My 13 year old son was just diagnosed with scoliosis. He already has a curve of 39 degrees (top, to the right). His orthopedist is recommending 22/23-hour brace. Is there any treatment protocol for CdLS children with scoliosis? Is there any information on how well our children tolerate braces? I can’t imagine my son keeping a brace on. How does one determine growth potential and consequently potential for further curvature? At 13 years old my son is just under 4 feet tall and weighs about 44 pounds. He looks about 7 years old. Do we treat his body as that of a 7 year old with 11 or more years of further growth or as a 13 year old with 5 or so years of continued growth? Or does it not matter?
In answer to your questions about scoliosis in CdLS and your son’s management, first, scoliosis is not common in children with CdLS. There is no specific protocol for treatment and children are managed as any child would be. That means a brace for curves of about 25 to 50 degrees magnitude and surgery for curves greater than 50 degrees. Brace treatment is often not well tolerated by children with CdLS and even if it is, the brace may not stop progression of the curve. It can be successful and is worth trying, but brace treatment requires the cooperation of the child in terms of compliantly wearing the brace and tolerating the occasional discomfort and annoyance of the brace. If your son does tolerate the brace, the endpoint of treatment would most likely be the end of his growth and that would be determined by the cessation of his increase in height as well as some specific x-ray signs. The best estimate would be about 5 to10 years, but that may not be correct.

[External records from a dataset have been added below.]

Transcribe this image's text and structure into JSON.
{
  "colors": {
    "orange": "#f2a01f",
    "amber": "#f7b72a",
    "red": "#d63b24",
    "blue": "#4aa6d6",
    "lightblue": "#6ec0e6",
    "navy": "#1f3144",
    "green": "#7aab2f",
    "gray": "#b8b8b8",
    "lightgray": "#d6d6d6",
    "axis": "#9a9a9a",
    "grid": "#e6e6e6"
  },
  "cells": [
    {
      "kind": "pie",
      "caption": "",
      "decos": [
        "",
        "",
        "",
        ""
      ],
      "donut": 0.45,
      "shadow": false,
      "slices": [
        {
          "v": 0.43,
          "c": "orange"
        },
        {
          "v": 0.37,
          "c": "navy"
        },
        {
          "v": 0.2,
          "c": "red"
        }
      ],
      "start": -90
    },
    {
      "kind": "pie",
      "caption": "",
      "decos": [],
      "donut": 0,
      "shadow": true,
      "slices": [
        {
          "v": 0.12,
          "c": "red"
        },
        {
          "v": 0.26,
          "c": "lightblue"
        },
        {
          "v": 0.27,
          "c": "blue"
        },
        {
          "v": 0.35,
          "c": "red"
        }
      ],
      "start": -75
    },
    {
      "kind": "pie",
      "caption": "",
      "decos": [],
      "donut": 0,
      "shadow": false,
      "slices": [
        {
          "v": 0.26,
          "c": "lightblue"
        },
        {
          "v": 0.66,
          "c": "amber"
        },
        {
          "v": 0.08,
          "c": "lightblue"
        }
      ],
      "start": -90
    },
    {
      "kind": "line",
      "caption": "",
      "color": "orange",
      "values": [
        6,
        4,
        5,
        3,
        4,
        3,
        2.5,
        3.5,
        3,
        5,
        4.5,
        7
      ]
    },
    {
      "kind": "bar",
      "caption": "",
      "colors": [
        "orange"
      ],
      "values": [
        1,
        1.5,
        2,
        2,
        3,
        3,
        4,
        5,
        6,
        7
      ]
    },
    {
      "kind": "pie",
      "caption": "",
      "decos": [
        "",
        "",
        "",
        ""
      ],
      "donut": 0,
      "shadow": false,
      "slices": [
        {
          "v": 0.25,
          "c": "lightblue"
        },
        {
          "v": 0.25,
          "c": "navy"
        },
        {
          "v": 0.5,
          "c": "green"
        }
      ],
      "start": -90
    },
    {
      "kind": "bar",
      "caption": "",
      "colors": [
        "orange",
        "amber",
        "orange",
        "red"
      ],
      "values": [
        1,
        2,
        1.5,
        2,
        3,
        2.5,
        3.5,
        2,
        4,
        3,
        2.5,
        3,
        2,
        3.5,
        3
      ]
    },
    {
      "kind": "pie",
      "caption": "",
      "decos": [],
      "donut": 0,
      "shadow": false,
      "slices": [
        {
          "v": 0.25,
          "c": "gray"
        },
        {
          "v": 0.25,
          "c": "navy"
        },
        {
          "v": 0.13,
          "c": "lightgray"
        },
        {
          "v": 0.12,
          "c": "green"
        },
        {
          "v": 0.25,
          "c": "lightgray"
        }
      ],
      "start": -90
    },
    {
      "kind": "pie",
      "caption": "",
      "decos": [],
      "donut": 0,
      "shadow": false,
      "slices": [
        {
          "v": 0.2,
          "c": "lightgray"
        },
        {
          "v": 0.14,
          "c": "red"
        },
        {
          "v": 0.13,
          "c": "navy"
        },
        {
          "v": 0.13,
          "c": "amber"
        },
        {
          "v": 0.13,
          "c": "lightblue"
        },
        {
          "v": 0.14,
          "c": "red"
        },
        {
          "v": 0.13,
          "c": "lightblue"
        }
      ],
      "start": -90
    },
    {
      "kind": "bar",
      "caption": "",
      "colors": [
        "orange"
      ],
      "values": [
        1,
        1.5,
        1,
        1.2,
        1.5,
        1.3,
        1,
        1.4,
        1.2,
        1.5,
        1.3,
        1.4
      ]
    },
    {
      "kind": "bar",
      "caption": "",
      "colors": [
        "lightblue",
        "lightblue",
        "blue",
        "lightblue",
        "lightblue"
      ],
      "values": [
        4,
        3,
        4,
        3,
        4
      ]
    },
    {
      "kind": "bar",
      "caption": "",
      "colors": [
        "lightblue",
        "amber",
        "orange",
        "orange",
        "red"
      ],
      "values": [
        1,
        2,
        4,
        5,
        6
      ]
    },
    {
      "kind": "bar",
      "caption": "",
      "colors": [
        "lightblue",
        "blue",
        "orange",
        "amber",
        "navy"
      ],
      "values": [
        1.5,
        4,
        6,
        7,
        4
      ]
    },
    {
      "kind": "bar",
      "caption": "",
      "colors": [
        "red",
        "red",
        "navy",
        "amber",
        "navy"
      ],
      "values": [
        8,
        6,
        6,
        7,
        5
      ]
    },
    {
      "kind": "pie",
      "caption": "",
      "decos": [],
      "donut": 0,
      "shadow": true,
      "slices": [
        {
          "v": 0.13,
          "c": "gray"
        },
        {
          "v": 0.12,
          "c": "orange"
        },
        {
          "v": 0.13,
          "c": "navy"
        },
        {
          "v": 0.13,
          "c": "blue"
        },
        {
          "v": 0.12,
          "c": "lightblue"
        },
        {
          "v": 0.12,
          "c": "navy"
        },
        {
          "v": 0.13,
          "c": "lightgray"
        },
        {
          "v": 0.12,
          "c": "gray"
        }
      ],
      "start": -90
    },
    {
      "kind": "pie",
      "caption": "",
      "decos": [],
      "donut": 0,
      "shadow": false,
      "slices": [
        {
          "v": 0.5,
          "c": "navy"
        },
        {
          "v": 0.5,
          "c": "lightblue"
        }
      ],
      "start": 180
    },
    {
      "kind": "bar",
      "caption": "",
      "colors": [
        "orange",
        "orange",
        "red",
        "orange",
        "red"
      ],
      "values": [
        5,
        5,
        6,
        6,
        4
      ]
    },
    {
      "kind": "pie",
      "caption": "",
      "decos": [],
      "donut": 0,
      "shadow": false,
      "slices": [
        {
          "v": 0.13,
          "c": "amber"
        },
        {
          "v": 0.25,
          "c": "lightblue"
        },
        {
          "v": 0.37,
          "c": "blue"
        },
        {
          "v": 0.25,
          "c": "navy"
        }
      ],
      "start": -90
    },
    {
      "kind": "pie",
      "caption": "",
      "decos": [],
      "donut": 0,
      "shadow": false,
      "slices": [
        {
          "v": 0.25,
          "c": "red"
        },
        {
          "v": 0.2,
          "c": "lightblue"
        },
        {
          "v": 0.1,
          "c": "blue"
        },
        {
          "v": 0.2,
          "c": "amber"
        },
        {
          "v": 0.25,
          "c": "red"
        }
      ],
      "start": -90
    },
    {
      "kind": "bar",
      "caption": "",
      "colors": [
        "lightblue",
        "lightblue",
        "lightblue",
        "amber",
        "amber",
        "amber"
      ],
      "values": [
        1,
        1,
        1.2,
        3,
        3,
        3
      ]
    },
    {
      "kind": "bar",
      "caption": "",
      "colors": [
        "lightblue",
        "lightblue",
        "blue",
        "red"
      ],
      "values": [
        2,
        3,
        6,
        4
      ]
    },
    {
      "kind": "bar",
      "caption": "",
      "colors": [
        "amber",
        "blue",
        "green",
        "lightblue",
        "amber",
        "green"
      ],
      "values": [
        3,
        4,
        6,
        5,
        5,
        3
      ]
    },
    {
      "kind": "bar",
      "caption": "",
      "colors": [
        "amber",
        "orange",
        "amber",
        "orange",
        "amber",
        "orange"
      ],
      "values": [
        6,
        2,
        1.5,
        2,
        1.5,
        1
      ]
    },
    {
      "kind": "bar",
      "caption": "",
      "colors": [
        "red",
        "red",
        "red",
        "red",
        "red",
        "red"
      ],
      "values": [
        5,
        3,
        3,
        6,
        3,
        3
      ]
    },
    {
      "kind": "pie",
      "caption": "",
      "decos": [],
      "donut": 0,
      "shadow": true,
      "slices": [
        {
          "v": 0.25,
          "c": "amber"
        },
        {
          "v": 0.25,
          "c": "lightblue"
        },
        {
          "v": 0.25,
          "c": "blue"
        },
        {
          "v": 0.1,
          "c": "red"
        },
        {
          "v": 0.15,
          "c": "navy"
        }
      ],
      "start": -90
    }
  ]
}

The treatment for a curve that is greater than about 50 degrees is a spine fusion operation, actually a very safe procedure that uses rods attached to the spine to correct the curve and bone graft to maintain the correction. Experience with this is very, very limited in CdLS, but the risks are very low and one would expect the results to be quite good. The hospital stay is about a week and no cast or brace is necessary after the surgery. Some feel that surgery may indeed be much more appropriate and “conservative” than years of difficulty dealing with a brace program.
In summary, I think that ideally the trial of a brace now is most appropriate. If it is not successful, then follow-up visits are in order. If the curve goes much beyond 50 degrees, surgery should be considered. I hope this information will be of some help.